When I was growing up, we ate fish. Lots of it. It’s an essential part of the Mediterranean diet and as such, fish made a more frequent appearance on our dinner table than either beef or pork. The Irishman did not have the same experience in his youth so he did not share my over the top enthusiasm when I found these little guys at the organic market yesterday. In fact, he promptly fled the kitchen when I announced that it was time to fry them up.
They’re smelts! I haven’t seen these stateside in a local market in years. Better yet, they were only $5.99 a pound and I only needed about 1/2 of that amount. What luck! This was one of my favorite dishes as a kid. Since the fish are so small, you can just fry them whole and munch away. They’re crispy and flavorful without having that fishy taste common to silver fish. I know that it sounds somewhat bizarre to people who aren’t used to seeing fish served whole, but in Greece, this is the way to go.

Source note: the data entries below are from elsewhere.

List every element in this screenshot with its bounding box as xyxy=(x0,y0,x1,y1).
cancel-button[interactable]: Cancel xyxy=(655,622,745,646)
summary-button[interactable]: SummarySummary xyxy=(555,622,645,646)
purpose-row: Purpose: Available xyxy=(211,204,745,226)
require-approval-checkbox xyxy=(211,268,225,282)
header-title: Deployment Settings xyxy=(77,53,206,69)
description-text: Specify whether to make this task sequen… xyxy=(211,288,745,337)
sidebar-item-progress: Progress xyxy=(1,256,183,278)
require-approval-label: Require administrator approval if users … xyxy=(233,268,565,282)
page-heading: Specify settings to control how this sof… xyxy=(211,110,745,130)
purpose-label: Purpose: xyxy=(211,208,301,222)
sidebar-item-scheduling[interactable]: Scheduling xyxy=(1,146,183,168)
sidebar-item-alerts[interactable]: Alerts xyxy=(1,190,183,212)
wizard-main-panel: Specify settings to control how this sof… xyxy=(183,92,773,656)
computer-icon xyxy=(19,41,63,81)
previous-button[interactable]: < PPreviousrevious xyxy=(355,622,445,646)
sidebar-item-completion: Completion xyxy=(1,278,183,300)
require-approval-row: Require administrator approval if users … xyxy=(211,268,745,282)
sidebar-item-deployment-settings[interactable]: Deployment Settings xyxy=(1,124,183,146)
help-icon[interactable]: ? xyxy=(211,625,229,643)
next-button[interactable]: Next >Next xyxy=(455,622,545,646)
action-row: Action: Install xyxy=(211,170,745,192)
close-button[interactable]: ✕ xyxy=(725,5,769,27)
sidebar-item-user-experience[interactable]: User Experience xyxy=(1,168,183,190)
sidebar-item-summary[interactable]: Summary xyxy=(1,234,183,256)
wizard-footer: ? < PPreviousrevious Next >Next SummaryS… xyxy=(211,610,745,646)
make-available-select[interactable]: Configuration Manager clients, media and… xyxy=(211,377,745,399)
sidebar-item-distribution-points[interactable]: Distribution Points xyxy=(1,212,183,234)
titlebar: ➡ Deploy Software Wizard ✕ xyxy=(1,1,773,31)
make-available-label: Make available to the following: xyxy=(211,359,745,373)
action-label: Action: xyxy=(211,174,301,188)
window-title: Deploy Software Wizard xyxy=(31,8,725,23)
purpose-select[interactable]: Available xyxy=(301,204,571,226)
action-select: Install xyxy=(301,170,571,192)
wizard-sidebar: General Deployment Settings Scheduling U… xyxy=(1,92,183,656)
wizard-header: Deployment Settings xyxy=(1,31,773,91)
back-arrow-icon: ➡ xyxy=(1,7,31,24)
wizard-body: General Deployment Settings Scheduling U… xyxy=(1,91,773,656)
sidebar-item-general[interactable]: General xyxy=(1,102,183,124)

First, salt your smelts and let them sit for 15 minutes. I have no idea why we do this, but my mother said to and that’s a good enough reason for me. Then, drop a handful of them in a ziploc bag containing about a 1/2 cup of flour. Shake it up well so that they’re coated nicely.
In a deep pan, heat about a 1/2 inch of vegetable oil. When the surface starts to ripple, it’s hot enough. Shake the excess flour off of the smelts and drop them in one at a time.
After about three minutes turn them over. Look at that lovely golden color.
Let them cook for an additional 3 minutes and then transfer them to a plate lined with paper towels so that the excess oil will drain.
Add in the next batch and continue the process until you’re all done. After they’ve drained for a couple of minutes, slide them to a plate and liberally squeeze lemon juice on top.
I usually serve them with an additional lemon wedge as a garnish in case someone wants another squeeze or two.
I just love these little guys. Of course, the Irishman won’t get within 5 feet of them because they look like fish. Not surprisingly, his mother has a similar aversion. She won’t eat shrimp if they still have the heads on them because then she knows exactly what she’s eating. With this “apple doesn’t fall far from the tree” thought in mind, I let Parker help me out in the kitchen so that he’s not averse to anything. Similarly, I casually offer him everything that I eat because you never know what kids will like. The official Parker verdict of these delightful little smelts? “The fishes are delicious.” Mommy thinks so too Parker.